Его ботинки валялись у кровати: ботинки из кордована с ремешком поперек стопы, ботинки от «Брукс бразерс», те самые, что я сам ношу со времен, когда впервые залюбовался ими в Бакнелле, увидев на щеголе из Принстона, читавшего лекции о Шекспире. Наклонившись за ними, я увидел: сзади, по дуге, каблуки сильно стоптались, совсем как на ботинках, в которые обут я. Я посмотрел на свои ботинки, на его ботинки, а потом открыл и закрыл дверь так проворно, что, пока я вышвыривал его «бруксы» в коридор, успел увидеть только пробор в его волосах. Пробор я заметил, когда он метнулся к двери, а когда она вновь оказалась на запоре, осознал, что волосы у него зачесаны в обратном направлении по отношению к моим. Пощупал свои волосы, проверяя. Он создал себя по образцу моей фотографии! В таком случае, сказал я себе, он со стопроцентной определенностью не я, а кто-то другой, — сказал и, полностью выжатый, рухнул, раскинув руки, на смятую постель, с которой только что восстали он и его эрекция. Этот человек — не я! Я нахожусь здесь, я — единое целое, я зачесываю свои волосы, остатки волос, направо. И все же, вопреки этому и другим, еще более красноречивым отличиям — например, разнице между нашими центральными нервными системами, — он спустится в таком виде по лестнице и выйдет из отеля, продефилирует в таком виде через холл, пройдет пешком в таком виде через весь Иерусалим, а когда полиция наконец-то догонит его и попробует задержать за непристойное обнажение в общественном месте, он скажет то, что говорит всем: «Я есть в книге. Филип Рот. Приходите, попытайтесь».

— Мои очки!

Очки я нашел рядом с собой на кровати. Разломил их надвое, разбил об стену. Пусть ослепнет!

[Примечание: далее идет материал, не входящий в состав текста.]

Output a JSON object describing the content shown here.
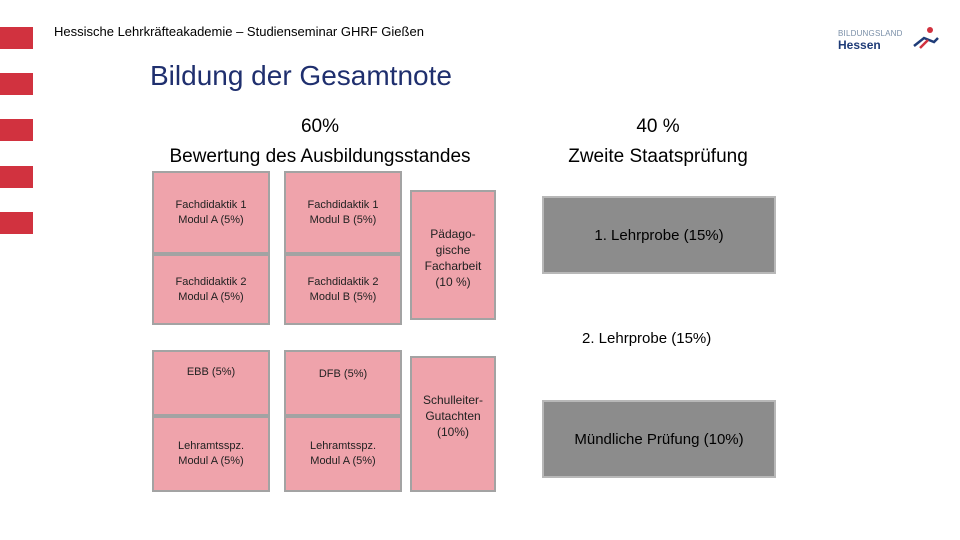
{
  "header": {
    "text": "Hessische Lehrkräfteakademie – Studienseminar GHRF Gießen"
  },
  "logo": {
    "top": "BILDUNGSLAND",
    "bottom": "Hessen",
    "mark_colors": [
      "#1f3c78",
      "#d1323f"
    ]
  },
  "title": "Bildung der Gesamtnote",
  "left_column": {
    "percent": "60%",
    "label": "Bewertung des Ausbildungsstandes"
  },
  "right_column": {
    "percent": "40 %",
    "label": "Zweite Staatsprüfung"
  },
  "left_boxes": [
    {
      "line1": "Fachdidaktik 1",
      "line2": "Modul A (5%)"
    },
    {
      "line1": "Fachdidaktik 1",
      "line2": "Modul B (5%)"
    },
    {
      "line1": "Fachdidaktik 2",
      "line2": "Modul A (5%)"
    },
    {
      "line1": "Fachdidaktik 2",
      "line2": "Modul B (5%)"
    },
    {
      "line1": "EBB  (5%)"
    },
    {
      "line1": "DFB (5%)"
    },
    {
      "line1": "Lehramtsspz.",
      "line2": "Modul A (5%)"
    },
    {
      "line1": "Lehramtsspz.",
      "line2": "Modul A (5%)"
    }
  ],
  "tall_boxes": [
    {
      "lines": [
        "Pädago-",
        "gische",
        "Facharbeit",
        "(10 %)"
      ]
    },
    {
      "lines": [
        "Schulleiter-",
        "Gutachten",
        "(10%)"
      ]
    }
  ],
  "right_items": {
    "lehrprobe1": "1. Lehrprobe (15%)",
    "lehrprobe2": "2. Lehrprobe (15%)",
    "muendlich": "Mündliche Prüfung (10%)"
  },
  "colors": {
    "stripe": "#d1323f",
    "title": "#1f2f6e",
    "pink_box": "#efa3ab",
    "gray_box": "#8c8c8c"
  }
}
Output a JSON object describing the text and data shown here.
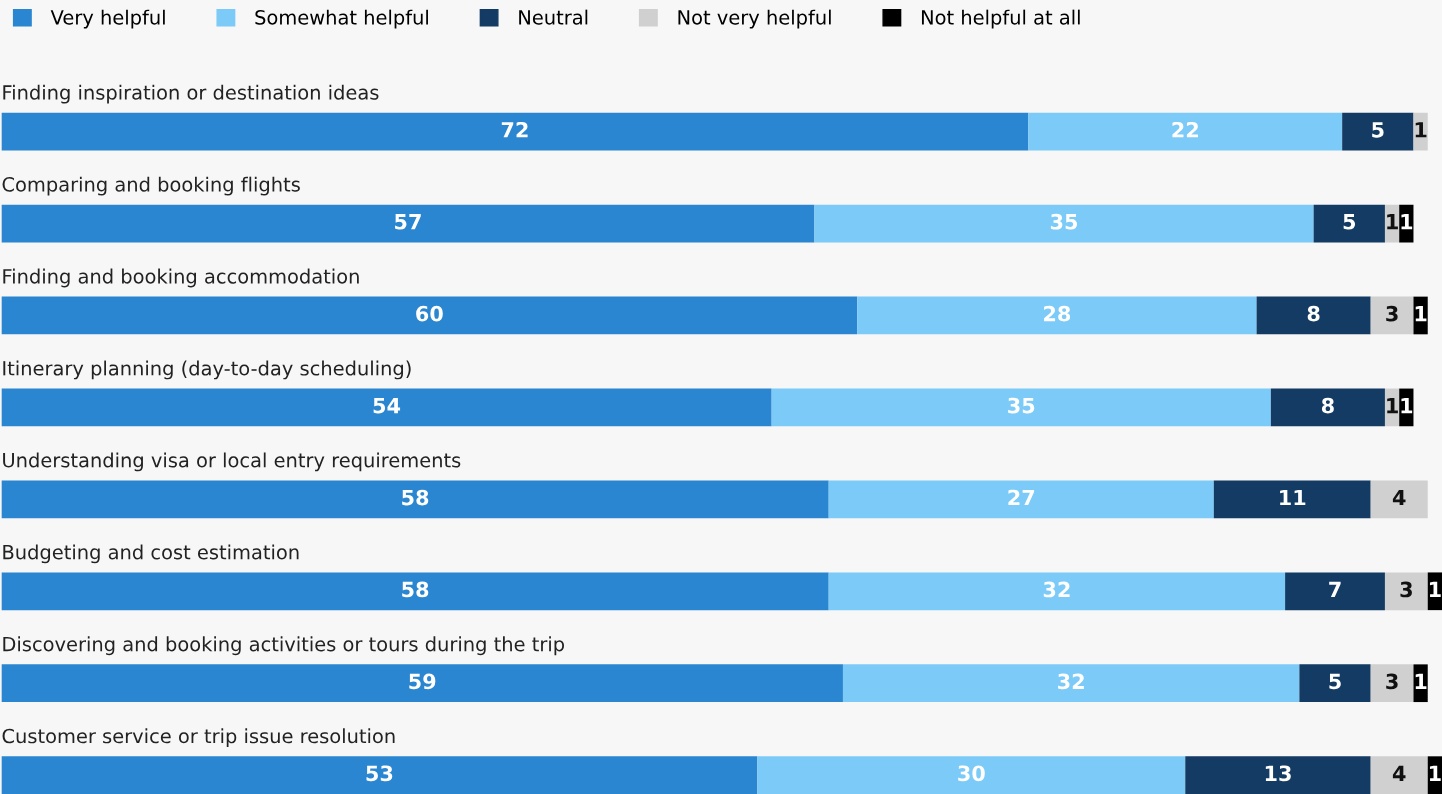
{
  "chart_data": {
    "type": "bar",
    "orientation": "horizontal",
    "stacked": true,
    "data_labels": true,
    "legend": "top left",
    "categories": [
      "Finding inspiration or destination ideas",
      "Comparing and booking flights",
      "Finding and booking accommodation",
      "Itinerary planning (day-to-day scheduling)",
      "Understanding visa or local entry requirements",
      "Budgeting and cost estimation",
      "Discovering and booking activities or tours during the trip",
      "Customer service or trip issue resolution"
    ],
    "series": [
      {
        "name": "Very helpful",
        "color": "#2a86d0",
        "values": [
          72,
          57,
          60,
          54,
          58,
          58,
          59,
          53
        ]
      },
      {
        "name": "Somewhat helpful",
        "color": "#7ccaf8",
        "values": [
          22,
          35,
          28,
          35,
          27,
          32,
          32,
          30
        ]
      },
      {
        "name": "Neutral",
        "color": "#133b63",
        "values": [
          5,
          5,
          8,
          8,
          11,
          7,
          5,
          13
        ]
      },
      {
        "name": "Not very helpful",
        "color": "#d0d0d0",
        "values": [
          1,
          1,
          3,
          1,
          4,
          3,
          3,
          4
        ]
      },
      {
        "name": "Not helpful at all",
        "color": "#000000",
        "values": [
          null,
          1,
          1,
          1,
          null,
          1,
          1,
          1
        ]
      }
    ]
  }
}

— Они разбились! Катитесь!

Телефон все еще звонил, а я больше не смеялся, как подобает доброму аристофанианину, а трясся от безбожной, непросвещенной ярости.

Поднял трубку. Не стал подавать голос.

— Филип Рот?

— Его здесь нет.

— Филип Рот, где был Бог с тридцать девятого по сорок пятый год? Он был при Сотворении мира, я в этом уверен. Он был на горе Синай с Моисеем, в этом я тоже уверен. Я другого не могу понять — где Он был с тридцать девятого по сорок пятый? Это же халатное отношение к своим обязанностям, совершенно непростительное даже для Него, особенно для Него.

Хриплый, грубый, эмфиземический голос с сильным акцентом выходца из Старого Света; казалось, что тело, которое издает эти звуки, крайне ослаблено.